Retinopathy of prematurity (ROP) is a vasoproliferative retinal disease that afflicts as much as 50% of all extremely low gestational age neonates (ELGANs, <1250g/<28 weeks) with approximately 5% condemned to a lifetime of blindness. Caffeine and NSAIDs have been shown to decrease the risk of severe ROP in ELGANs. However, the routes of administration and the timing of drug intervention remain debatable. We propose a novel approach combining topical ibuprofen or ketorolac with systemic caffeine to optimize their efficacy for prevention of oxygen-induced retinopathy (OIR). The overarching goal of this proposal is to investigate whether topical ocular ibuprofen or ketorolac potentiated with systemic caffeine decreases the incidence and/or severity of OIR in neonatal rats exposed to frequent, brief, clustered hyperoxia-hypoxia cycling.
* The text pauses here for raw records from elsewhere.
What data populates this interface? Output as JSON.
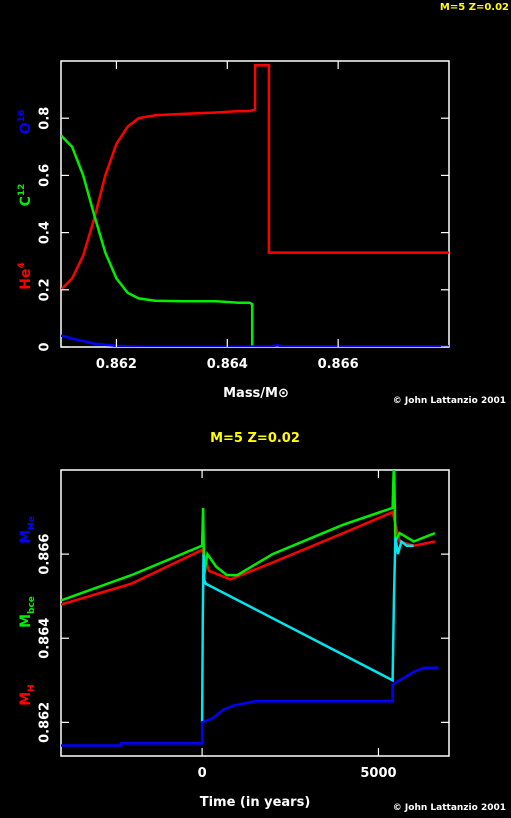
{
  "corner_label": "M=5 Z=0.02",
  "colors": {
    "red": "#ff0000",
    "green": "#00ee00",
    "blue": "#0000ff",
    "cyan": "#00e5ee",
    "yellow": "#ffff00",
    "frame": "#ffffff"
  },
  "chart_data": [
    {
      "type": "line",
      "title": "",
      "xlabel": "Mass/M⊙",
      "ylabel_parts": [
        {
          "base": "He",
          "sup": "4",
          "color": "#ff0000"
        },
        {
          "base": "C",
          "sup": "12",
          "color": "#00ee00"
        },
        {
          "base": "O",
          "sup": "16",
          "color": "#0000ff"
        }
      ],
      "xlim": [
        0.861,
        0.868
      ],
      "ylim": [
        0,
        1.0
      ],
      "x_ticks": [
        0.862,
        0.864,
        0.866
      ],
      "x_tick_labels": [
        "0.862",
        "0.864",
        "0.866"
      ],
      "y_ticks": [
        0,
        0.2,
        0.4,
        0.6,
        0.8
      ],
      "y_tick_labels": [
        "0",
        "0.2",
        "0.4",
        "0.6",
        "0.8"
      ],
      "credit": "© John Lattanzio 2001",
      "series": [
        {
          "color": "#ff0000",
          "points": [
            [
              0.861,
              0.2
            ],
            [
              0.8612,
              0.24
            ],
            [
              0.8614,
              0.32
            ],
            [
              0.8616,
              0.45
            ],
            [
              0.8618,
              0.6
            ],
            [
              0.862,
              0.71
            ],
            [
              0.8622,
              0.77
            ],
            [
              0.8624,
              0.8
            ],
            [
              0.8627,
              0.81
            ],
            [
              0.8632,
              0.815
            ],
            [
              0.8638,
              0.82
            ],
            [
              0.8642,
              0.825
            ],
            [
              0.8644,
              0.825
            ],
            [
              0.8645,
              0.83
            ],
            [
              0.8645,
              0.985
            ],
            [
              0.86475,
              0.985
            ],
            [
              0.86475,
              0.33
            ],
            [
              0.866,
              0.33
            ],
            [
              0.868,
              0.33
            ]
          ]
        },
        {
          "color": "#00ee00",
          "points": [
            [
              0.861,
              0.74
            ],
            [
              0.8612,
              0.7
            ],
            [
              0.8614,
              0.6
            ],
            [
              0.8616,
              0.46
            ],
            [
              0.8618,
              0.33
            ],
            [
              0.862,
              0.24
            ],
            [
              0.8622,
              0.19
            ],
            [
              0.8624,
              0.17
            ],
            [
              0.8627,
              0.162
            ],
            [
              0.8632,
              0.16
            ],
            [
              0.8638,
              0.16
            ],
            [
              0.8642,
              0.155
            ],
            [
              0.8644,
              0.155
            ],
            [
              0.86445,
              0.15
            ],
            [
              0.86445,
              0.0
            ],
            [
              0.8645,
              0.0
            ]
          ]
        },
        {
          "color": "#0000ff",
          "points": [
            [
              0.861,
              0.04
            ],
            [
              0.8613,
              0.025
            ],
            [
              0.8616,
              0.012
            ],
            [
              0.862,
              0.004
            ],
            [
              0.8625,
              0.001
            ],
            [
              0.864,
              0.001
            ],
            [
              0.8648,
              0.002
            ],
            [
              0.8649,
              0.006
            ],
            [
              0.865,
              0.002
            ],
            [
              0.868,
              0.002
            ]
          ]
        }
      ]
    },
    {
      "type": "line",
      "title": "M=5 Z=0.02",
      "xlabel": "Time (in years)",
      "ylabel_parts": [
        {
          "base": "M",
          "sub": "H",
          "color": "#ff0000"
        },
        {
          "base": "M",
          "sub": "bce",
          "color": "#00ee00"
        },
        {
          "base": "M",
          "sub": "He",
          "color": "#0000ff"
        }
      ],
      "xlim": [
        -4000,
        7000
      ],
      "ylim": [
        0.8612,
        0.868
      ],
      "x_ticks": [
        0,
        5000
      ],
      "x_tick_labels": [
        "0",
        "5000"
      ],
      "y_ticks": [
        0.862,
        0.864,
        0.866
      ],
      "y_tick_labels": [
        "0.862",
        "0.864",
        "0.866"
      ],
      "credit": "© John Lattanzio 2001",
      "series": [
        {
          "color": "#ff0000",
          "points": [
            [
              -4000,
              0.8648
            ],
            [
              -2000,
              0.8653
            ],
            [
              0,
              0.8661
            ],
            [
              200,
              0.8656
            ],
            [
              800,
              0.8654
            ],
            [
              2000,
              0.8658
            ],
            [
              4000,
              0.8665
            ],
            [
              5400,
              0.867
            ],
            [
              5600,
              0.8663
            ],
            [
              6000,
              0.8662
            ],
            [
              6600,
              0.8663
            ]
          ]
        },
        {
          "color": "#00ee00",
          "points": [
            [
              -4000,
              0.8649
            ],
            [
              -2000,
              0.8655
            ],
            [
              0,
              0.8662
            ],
            [
              30,
              0.8671
            ],
            [
              60,
              0.8655
            ],
            [
              150,
              0.866
            ],
            [
              400,
              0.8657
            ],
            [
              700,
              0.8655
            ],
            [
              1000,
              0.8655
            ],
            [
              2000,
              0.866
            ],
            [
              4000,
              0.8667
            ],
            [
              5400,
              0.8671
            ],
            [
              5440,
              0.8683
            ],
            [
              5480,
              0.8663
            ],
            [
              5600,
              0.8665
            ],
            [
              5800,
              0.8664
            ],
            [
              6000,
              0.8663
            ],
            [
              6300,
              0.8664
            ],
            [
              6600,
              0.8665
            ]
          ]
        },
        {
          "color": "#00e5ee",
          "points": [
            [
              0,
              0.862
            ],
            [
              20,
              0.8645
            ],
            [
              40,
              0.866
            ],
            [
              60,
              0.8654
            ],
            [
              100,
              0.8653
            ],
            [
              5400,
              0.863
            ],
            [
              5440,
              0.865
            ],
            [
              5480,
              0.8664
            ],
            [
              5550,
              0.866
            ],
            [
              5650,
              0.8663
            ],
            [
              5800,
              0.8662
            ],
            [
              6000,
              0.8662
            ]
          ]
        },
        {
          "color": "#0000ff",
          "points": [
            [
              -4000,
              0.86145
            ],
            [
              -2300,
              0.86145
            ],
            [
              -2300,
              0.8615
            ],
            [
              0,
              0.8615
            ],
            [
              0,
              0.862
            ],
            [
              300,
              0.8621
            ],
            [
              600,
              0.8623
            ],
            [
              900,
              0.8624
            ],
            [
              1500,
              0.8625
            ],
            [
              5400,
              0.8625
            ],
            [
              5400,
              0.8629
            ],
            [
              5600,
              0.863
            ],
            [
              5800,
              0.8631
            ],
            [
              6000,
              0.8632
            ],
            [
              6300,
              0.8633
            ],
            [
              6700,
              0.8633
            ]
          ]
        }
      ]
    }
  ]
}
Our specific aims are three-fold: 1) To identify the critical number of hyperoxic/hypoxic episodes that will result in upregulation of genes responsible for abnormal angiogenesis and severe OIR. We hypothesize that there is a critical number of hyperoxia/hypoxia cycles beyond which the developing retina will not recover;2) Using optimized preparations, we will determine if ibuprofen (Neoprofen) or a new preparation of ketorolac (Acuvail) administered topically as eye drops, with or without systemic caffeine citrate (Cafcit) exert protective effects on the retina at risk for severe OIR. We will also determine the dose-response of ibuprofen. We hypothesize that topical ibuprofen or ketotolac potentiated with systemic caffeine will provide long term efficacy and safety for prevention of OIR;and 3) To examine whether the protective effects of ibuprofen or ketorolac eye drops, potentiated with caffeine, are determined by timing of administration of the drug. We hypothesize that timing of drug administration in relation to the disease phase (vasoobliterative versus proliferative) is a major determinant of drug efficacy. We believe that once activated in the immature retina, the mechanisms for neovascularization are irreversible. Early identification and prevention is vital. Our proposed studies will aid in early identification of infants at risk.
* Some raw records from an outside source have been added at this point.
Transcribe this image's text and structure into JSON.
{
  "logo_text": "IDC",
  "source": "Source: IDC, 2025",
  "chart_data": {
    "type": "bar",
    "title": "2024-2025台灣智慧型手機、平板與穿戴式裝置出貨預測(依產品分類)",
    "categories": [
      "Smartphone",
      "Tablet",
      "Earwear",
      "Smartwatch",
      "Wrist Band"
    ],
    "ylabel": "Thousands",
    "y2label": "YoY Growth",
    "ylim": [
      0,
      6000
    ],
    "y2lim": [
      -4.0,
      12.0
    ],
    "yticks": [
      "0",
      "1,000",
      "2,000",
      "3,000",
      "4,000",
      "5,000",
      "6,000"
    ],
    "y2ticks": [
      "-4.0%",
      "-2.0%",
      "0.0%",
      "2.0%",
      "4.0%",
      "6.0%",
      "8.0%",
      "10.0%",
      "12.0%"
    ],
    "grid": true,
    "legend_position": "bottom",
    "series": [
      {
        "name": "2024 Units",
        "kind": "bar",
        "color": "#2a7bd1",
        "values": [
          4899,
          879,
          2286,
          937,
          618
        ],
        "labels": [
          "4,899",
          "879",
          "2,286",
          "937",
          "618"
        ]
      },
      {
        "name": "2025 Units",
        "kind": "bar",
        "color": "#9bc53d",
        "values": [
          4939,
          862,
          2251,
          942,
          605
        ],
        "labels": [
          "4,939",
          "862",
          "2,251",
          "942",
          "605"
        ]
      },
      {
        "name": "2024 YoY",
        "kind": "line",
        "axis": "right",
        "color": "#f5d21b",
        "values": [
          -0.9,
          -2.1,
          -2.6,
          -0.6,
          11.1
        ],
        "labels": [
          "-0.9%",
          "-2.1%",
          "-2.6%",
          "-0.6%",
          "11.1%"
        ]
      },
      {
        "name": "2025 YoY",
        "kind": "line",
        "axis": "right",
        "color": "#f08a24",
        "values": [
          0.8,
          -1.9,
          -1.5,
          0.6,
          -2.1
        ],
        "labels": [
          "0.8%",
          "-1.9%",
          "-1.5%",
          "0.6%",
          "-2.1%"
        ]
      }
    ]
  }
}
These proposed studies will use topical, non-invasive, NSAIDs (ibuprofen and ketorolac) complemented with systemic caffeine citrate to preserve normal retinal growth and development during oxidative stress in order to protect the immature retina. Data from these studies will form the rationale for a future clinical trial to prevent ROP, the most common cause of childhood blindness. ROP is the leading cause of childhood blindness and the epidemic is increasing. Current medications, such as intravitreal Avastin is highly invasive, causes retinal hemorrhage, retinal detachment, choroidal ruptures, etc., and may have adverse effects on associated retinal cells such as astrocyges and microglia. The need for other potential therapies is vital. The unique strategy proposed in these studies will provide an alternate approach and form the rationale for a future clinical trial.